When I got there, I found a small, comfortable renovated loft above the garage of a modest log home. As I walked up the stairs and into the zendo, the ceiling fan was spinning slowly and 8 or 10 people sat quietly, getting settled on the mats and cushions lining the perimeter of the room. I remember feeling uncertainty and apprehension, not knowing what would be expected of me. What was I getting myself into?
It turns out that all the expectations were my own. All the uncertainty, of my own making. From the moment I sat down, I felt welcomed and accepted. Yes, there were chants I didn’t understand, things that seemed confusing. But that didn’t seem to matter. It didn’t matter why I was there (as if I knew,) what I wore, what I said or didn’t say, how “well” I sat. None of it mattered. Being there, offering my energy, was all that mattered.
I had never been involved with any church or Buddhist group, and in a way it felt strange to me that it was so natural and comfortable meditating with people I didn’t know. But I’ve learned that that’s what happens at Treetop. There’s something about the place that is very special to me. And even though I came to it with a lot of uncertainty about my practice and whether I wanted to “join” a group, I knew it was the place I wanted to be the first time I walked through the door.
Now, almost 5 years later, it’s difficult to communicate how being at Treetop and practicing with the people there has affected my life. Even putting it in those terms, separating the practice and the sangha from “my life,” feels wrong. There is no separation. That’s one of the incredible gifts that has arisen for me: My life has grown into something more than just what I think it is. Or, perhaps, I’ve begun to realize that it’s never really been the self-defined reality I always believed it to be. And as I continue to practice, being able to go sit at Treetop and share my practice with the people there has changed many things for me.
It’s not always easy for me to get to Treetop. I have two teenage sons, my wife and I work busy schedules, and there’s always something going on. Some nights I drive to the zendo to sit and my energy is scattered and confused. Some nights it’s calm and focused. Sometimes I don’t have a clue where I’m at. But whatever it is, there’s something wonderful about being there, whether there’s ease and calm, or sadness, fear, and doubt. As I sit, they all come and go, and I can begin to open to accepting them for just what they are.

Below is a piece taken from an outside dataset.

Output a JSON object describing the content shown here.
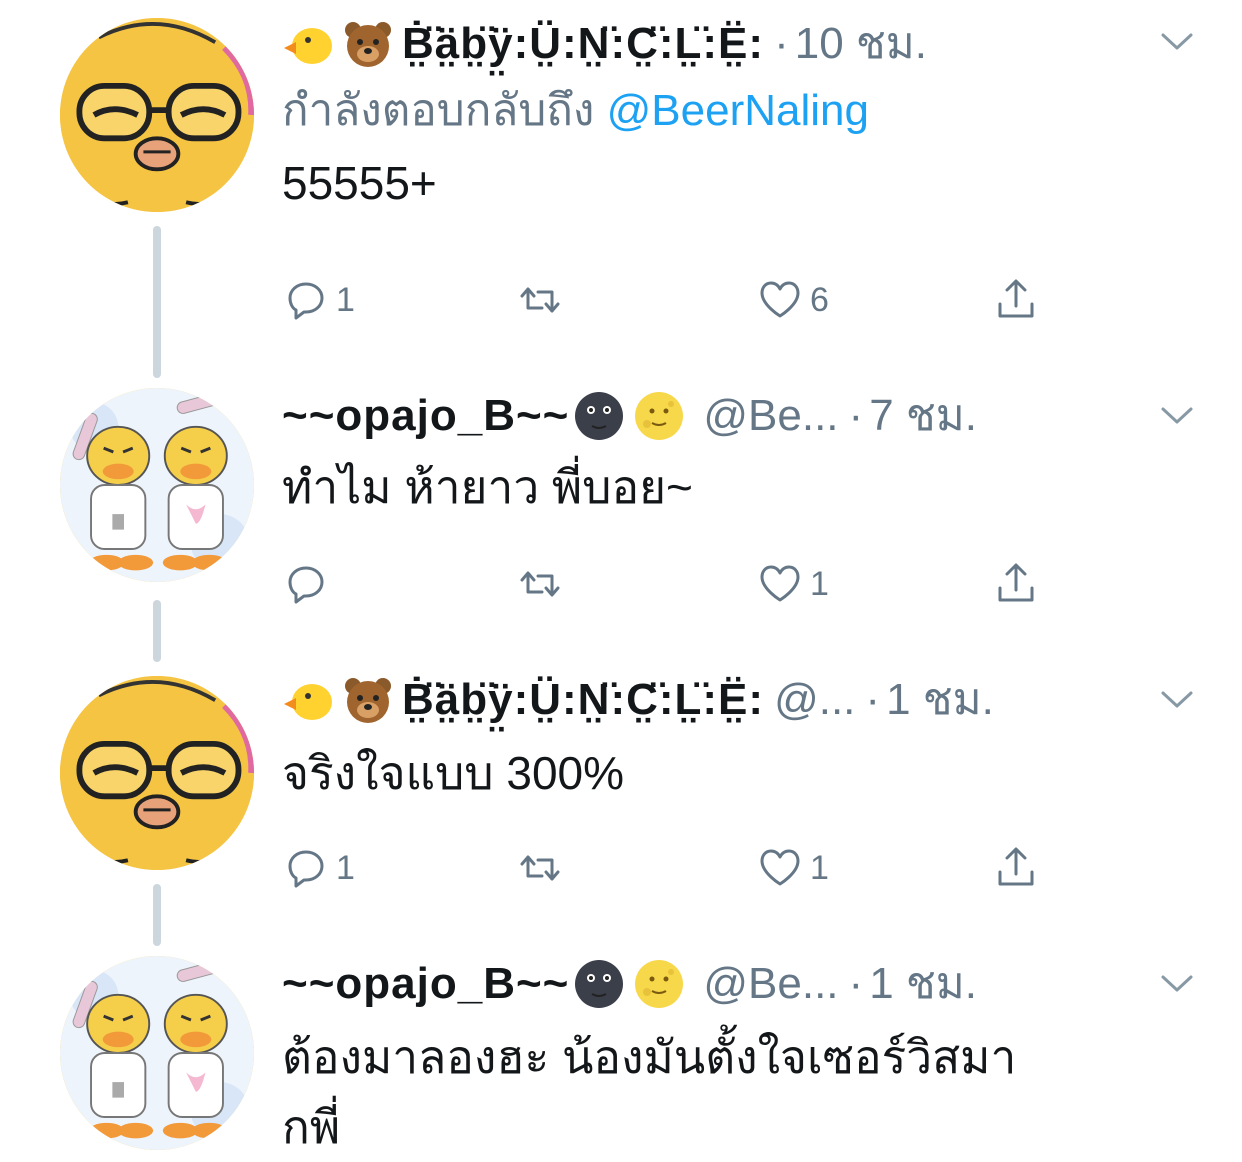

Sometimes we work with koans at Treetop, sometimes we practice with our breath. Everyone’s practice is unique, and I’ve experienced a beautiful atmosphere of support and commitment at Treetop that honors all of us. We’re incredibly fortunate to have two amazing teachers who work with us as we move through our own individual paths of practice, stumbling our way along together and alone, one breath at a time.
Thank you, everybody. It’s a joy to share the journey with you.